Я смотрю на это жалкое подобие снегохода.
Желтый, корявый, с высоким в мелких царапинах стеклом и протертым сиденьем. Выглядит транспорт как заношенный башмак, шитый-перешитый, с проступающими со всех сторон следами нанесенного клея, древний, но начищенный до блеска.
– Оно ездит?
– Хах. Летает.
Амай выталкивает снегоход на улицу. Что-то подковыривает отверткой, что-то крутит, постукивает.
– Смотри.
Он дергает ручку стартера. Снегоход чихает, фыркает, но не заводится. Проводник опять дергает и опять. Не работает.
– Впечатляет.
– Не волнуйся, Боб, сейчас все починим, – говорит Амай и вертит в руках оторванную ручку с куском тросика.
Он откидывает сиденье, достает инструменты, а я с сожалением отмечаю, что наш поход, «экспедиция в поисках шамана», откладывается на неопределенный срок.
Амай кряхтит, откручивает болты, снимает крышку.
– Тут на пять минут работы. Тросик у меня есть запасной.

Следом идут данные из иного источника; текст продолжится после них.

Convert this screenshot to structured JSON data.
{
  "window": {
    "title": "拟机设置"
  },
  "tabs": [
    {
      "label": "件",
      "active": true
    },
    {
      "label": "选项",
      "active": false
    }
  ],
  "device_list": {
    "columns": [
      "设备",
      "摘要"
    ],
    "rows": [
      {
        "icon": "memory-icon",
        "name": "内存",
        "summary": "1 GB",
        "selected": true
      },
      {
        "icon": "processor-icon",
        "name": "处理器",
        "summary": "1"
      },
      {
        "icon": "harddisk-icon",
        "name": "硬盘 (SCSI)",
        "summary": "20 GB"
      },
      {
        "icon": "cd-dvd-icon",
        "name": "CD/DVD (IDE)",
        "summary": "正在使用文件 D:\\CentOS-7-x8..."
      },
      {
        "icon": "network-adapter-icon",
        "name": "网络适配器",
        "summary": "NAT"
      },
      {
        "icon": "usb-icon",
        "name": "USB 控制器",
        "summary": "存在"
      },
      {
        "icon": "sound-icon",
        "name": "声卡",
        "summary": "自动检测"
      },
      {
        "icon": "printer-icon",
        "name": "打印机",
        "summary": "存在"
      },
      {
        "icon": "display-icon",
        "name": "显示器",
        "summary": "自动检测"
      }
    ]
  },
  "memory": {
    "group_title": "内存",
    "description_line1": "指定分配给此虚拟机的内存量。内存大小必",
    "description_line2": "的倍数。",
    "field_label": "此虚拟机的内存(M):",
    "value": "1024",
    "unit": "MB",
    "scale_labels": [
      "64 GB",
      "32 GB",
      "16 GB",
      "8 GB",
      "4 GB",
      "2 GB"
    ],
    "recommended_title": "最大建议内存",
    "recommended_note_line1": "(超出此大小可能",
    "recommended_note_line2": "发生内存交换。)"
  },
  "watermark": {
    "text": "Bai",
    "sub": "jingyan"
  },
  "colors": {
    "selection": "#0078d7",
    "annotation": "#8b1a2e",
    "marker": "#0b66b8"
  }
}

Амай выбрасывает старый, наматывает новый, что-то скручивает, что-то подцепливает. Пропускает петлю. И все это сопровождается его оптимистическими комментариями и покряхтыванием.
– Видишь, а это просовываем вот сюда. Р-раз. Понятно?
Я не отвечаю.
Скорее всего, он и не ждет, что я что-то отвечу.
Амай с головой погружен в процесс, увлеченно крутит-вертит и попутно объясняет мне всю технологию ремонта. Говорит, что натягивать пружину нужно против часовой стрелки.
– Один оборот полный, петля. Видишь?
Он укладывает, старается, но вся конструкция выскакивает, и ему приходится начинать сначала.
Мне неудобно, что стою в стороне и не знаю, чем помочь.
– А потом еще разок. Опа. И ничего сложного. Видал?
Он разговаривает скорее с собой, но я киваю и угукаю, мол, тоже участвую.
– Давай-давай. Пошла, моя хорошая.
Амай прикрепляет ручку и несколько раз проверяет.
– Готово.
Он прикручивает стартер на место. Вытирает руки об кафтан и обходит снегоход с обратной стороны.
– А если бы такое в дороге?
– Не волнуйся, Боб. У меня всегда с собой запасной тросик и фиксатор, – гордо говорит Амай. – Случись что, за минуту отремонтирую. Я этот аппарат знаю как свои пять пальцев.
Слабое утешение.
Не радует меня перспектива застрять посреди тундры в компании недоумка, да еще и в полной темноте.